Party loyalists are not the only ones upset. Some OBC leaders who came in from other parties are up in arms. Swami Prasad Maurya of the BSP and Om Prakash Rajbhar are upset because they claim that Shah has not delivered on his promises when he persuaded them to join hands with the BJP. The BJP president is supposed to have agreed to give tickets to their loyalists who followed them to the BJP.

In Bihar, the BJP had unraveled during the campaign for similar reasons as Shah and his team rode roughshod over the local leadership. Prominent Bihar leaders like former deputy chief minister Sushil Modi were forced to keep a low profile during the campaign and hardly figured on BJP posters and hoardings. Shah’s highhandedness led to a humiliating defeat in the state. UP leaders are worried that UP 2017 is looking frighteningly similar to Bihar 2015.

Awkward moments

There were several awkward moments for Kapil Sibal when he appeared for Akhilesh Yadav in the Election Commission to fight for the cycle symbol. It was embarrassing for him because he was battling Mulayam Singh Yadav to whom he owes a debt of gratitude for facilitating his re-entry into the Rajya Sabha last year. The Congress did not have enough MLAs to get Sibal elected. It was Mulayam who passed on his extra votes and helped Sibal get into the Upper House.

Sibal may not have accepted Akhilesh’s brief to fight the symbol case in the EC because of this. But the Congress had a vested interest in Akhilesh winning the symbol case so that it could finalise its pre-poll alliance with the UP chief minister. So it requested Sibal to take on the case on Akhilesh’s behalf. Sibal, a leading lawyer, had no choice but to obey his high command and of course, he won the cycle symbol for Akhilesh.
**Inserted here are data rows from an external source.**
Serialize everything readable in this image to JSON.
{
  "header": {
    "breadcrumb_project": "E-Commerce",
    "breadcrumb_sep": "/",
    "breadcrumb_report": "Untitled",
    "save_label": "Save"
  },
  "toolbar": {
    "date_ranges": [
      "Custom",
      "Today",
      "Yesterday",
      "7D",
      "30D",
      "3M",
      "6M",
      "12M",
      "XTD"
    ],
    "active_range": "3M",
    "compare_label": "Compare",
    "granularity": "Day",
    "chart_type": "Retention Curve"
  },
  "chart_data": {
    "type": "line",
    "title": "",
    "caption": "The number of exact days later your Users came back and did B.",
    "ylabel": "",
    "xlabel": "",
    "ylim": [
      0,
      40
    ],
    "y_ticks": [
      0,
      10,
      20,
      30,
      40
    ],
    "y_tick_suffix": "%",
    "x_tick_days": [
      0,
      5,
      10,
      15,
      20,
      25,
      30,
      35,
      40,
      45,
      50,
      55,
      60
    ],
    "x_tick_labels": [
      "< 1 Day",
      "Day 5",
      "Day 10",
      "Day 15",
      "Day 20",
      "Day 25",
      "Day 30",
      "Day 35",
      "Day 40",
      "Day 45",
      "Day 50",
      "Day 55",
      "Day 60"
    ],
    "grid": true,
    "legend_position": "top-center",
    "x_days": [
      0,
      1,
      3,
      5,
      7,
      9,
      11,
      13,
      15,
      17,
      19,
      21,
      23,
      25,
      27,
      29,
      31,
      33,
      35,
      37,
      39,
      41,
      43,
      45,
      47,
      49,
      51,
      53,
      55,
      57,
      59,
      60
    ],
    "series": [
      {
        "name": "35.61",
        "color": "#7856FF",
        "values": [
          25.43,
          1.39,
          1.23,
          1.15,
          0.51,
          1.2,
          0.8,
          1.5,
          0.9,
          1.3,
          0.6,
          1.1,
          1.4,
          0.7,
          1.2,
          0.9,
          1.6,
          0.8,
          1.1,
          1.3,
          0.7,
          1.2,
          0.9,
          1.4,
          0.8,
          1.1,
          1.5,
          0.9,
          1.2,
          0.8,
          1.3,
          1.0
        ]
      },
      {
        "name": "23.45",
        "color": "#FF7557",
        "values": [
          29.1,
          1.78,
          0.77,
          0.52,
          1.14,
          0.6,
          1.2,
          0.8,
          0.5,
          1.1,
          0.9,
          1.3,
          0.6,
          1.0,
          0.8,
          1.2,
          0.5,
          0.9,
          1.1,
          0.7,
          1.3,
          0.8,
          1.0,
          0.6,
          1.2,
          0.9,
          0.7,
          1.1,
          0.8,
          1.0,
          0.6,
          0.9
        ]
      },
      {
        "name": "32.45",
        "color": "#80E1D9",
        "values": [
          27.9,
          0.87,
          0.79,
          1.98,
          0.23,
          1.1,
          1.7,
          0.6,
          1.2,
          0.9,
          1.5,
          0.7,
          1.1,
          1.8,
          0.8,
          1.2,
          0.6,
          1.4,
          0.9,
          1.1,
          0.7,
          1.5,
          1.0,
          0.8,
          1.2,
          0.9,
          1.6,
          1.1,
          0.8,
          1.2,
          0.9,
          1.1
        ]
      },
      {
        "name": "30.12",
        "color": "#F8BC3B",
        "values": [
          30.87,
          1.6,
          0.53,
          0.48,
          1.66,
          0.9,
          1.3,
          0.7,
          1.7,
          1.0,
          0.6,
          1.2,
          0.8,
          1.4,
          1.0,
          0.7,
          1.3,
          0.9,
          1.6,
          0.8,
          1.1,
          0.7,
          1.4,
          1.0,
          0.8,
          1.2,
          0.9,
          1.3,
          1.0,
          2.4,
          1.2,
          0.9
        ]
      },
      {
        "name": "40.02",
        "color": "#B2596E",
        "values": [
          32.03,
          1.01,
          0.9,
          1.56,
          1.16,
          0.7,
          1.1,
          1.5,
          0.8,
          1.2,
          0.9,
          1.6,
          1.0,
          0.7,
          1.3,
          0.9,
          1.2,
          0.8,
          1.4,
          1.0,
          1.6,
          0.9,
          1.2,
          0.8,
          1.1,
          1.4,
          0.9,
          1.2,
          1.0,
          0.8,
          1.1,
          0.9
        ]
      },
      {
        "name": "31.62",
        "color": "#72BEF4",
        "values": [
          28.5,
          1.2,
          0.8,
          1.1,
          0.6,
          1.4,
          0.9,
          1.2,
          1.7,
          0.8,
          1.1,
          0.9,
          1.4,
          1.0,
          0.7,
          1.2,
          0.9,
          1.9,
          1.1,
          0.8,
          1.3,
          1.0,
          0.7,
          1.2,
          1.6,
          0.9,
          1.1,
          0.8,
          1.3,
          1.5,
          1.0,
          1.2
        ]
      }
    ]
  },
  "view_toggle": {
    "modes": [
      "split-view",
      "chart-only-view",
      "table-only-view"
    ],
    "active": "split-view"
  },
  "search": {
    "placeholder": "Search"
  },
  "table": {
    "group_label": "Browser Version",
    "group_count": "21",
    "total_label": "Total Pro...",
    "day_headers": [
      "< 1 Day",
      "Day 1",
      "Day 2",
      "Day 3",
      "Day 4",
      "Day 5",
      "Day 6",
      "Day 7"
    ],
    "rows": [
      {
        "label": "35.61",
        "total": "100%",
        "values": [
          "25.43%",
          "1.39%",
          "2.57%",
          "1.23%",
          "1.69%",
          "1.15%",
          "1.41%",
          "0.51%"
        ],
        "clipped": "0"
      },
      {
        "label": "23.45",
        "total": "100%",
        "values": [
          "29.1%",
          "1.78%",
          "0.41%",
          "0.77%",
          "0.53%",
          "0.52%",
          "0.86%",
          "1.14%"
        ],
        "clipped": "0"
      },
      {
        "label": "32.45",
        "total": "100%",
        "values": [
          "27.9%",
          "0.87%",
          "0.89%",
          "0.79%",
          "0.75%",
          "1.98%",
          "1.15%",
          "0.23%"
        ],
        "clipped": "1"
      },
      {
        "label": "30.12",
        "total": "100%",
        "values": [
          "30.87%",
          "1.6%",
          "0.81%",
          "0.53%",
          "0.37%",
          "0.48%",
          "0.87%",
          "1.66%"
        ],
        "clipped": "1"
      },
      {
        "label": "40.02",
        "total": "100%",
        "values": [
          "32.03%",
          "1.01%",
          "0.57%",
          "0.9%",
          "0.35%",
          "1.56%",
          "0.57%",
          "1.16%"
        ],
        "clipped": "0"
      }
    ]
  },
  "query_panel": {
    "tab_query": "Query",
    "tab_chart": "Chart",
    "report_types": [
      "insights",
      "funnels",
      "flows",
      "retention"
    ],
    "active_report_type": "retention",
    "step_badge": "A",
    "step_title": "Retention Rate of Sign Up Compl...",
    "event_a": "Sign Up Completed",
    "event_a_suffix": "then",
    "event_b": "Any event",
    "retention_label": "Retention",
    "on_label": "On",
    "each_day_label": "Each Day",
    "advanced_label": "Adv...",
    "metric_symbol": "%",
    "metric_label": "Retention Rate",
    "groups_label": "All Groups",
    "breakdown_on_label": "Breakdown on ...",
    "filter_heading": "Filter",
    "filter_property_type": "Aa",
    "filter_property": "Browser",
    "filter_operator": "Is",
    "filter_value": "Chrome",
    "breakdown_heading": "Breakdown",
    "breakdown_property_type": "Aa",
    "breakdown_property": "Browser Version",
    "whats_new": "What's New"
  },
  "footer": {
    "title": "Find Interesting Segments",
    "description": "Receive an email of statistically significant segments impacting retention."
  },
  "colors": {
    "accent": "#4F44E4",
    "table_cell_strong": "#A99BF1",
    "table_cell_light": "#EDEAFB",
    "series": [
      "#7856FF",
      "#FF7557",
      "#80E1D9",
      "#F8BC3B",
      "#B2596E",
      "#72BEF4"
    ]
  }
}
Sibal felt awkward as he argued for Akhilesh. Mulayam sat silently through the proceedings without looking at the Congress legal eagle. But the most awkward moment came later, when they met in the lift on their way down. Sibal smiled with embarrassment and told the SP patriarch the he hoped to help him too some day.

Not enough?

The arrest of former Air Chief S P Tyagi in the Augusta Westland case surprised many because the CBI really didn’t have enough evidence to prove a money trail. In fact, the CBI was rapped severely by the Supreme Court on this count as it ordered that Tyagi be released on bail.

Congress circles see a political design in the arrest. They feel that it was a bid to silence Manmohan Singh whose stringent criticism of demonetization had rattled the Modi government. In a brief speech in Parliament, Singh had called it a monumental blunder and predicted a 2 per cent drop in GDP growth. Singh’s words turned the tide against the government as more and more economists began to question the wisdom of the note ban decision.

In his statement, Tyagi strongly defended his innocence after he was arrested. He said he had simply followed orders from the PMO and that the decision to buy the Augusta Westland helicopters was a collective one.

Congress circles see this as an attempt to drag Manmohan Singh into the case as a pressure tactic to silence him on demonetization. They recall that something similar had happened in the early months of the present regime when suddenly the former PM became a target in the coal scam and there were threats to arrest him and make him appear in court as an accused. This followed Singh’s vocal critique of the government in its early months.

While this may be too much of a conspiracy theory, it is indeed curious that Tyagi was arrested without proper evidence, leading to a rap on the knuckles from the Supreme Court.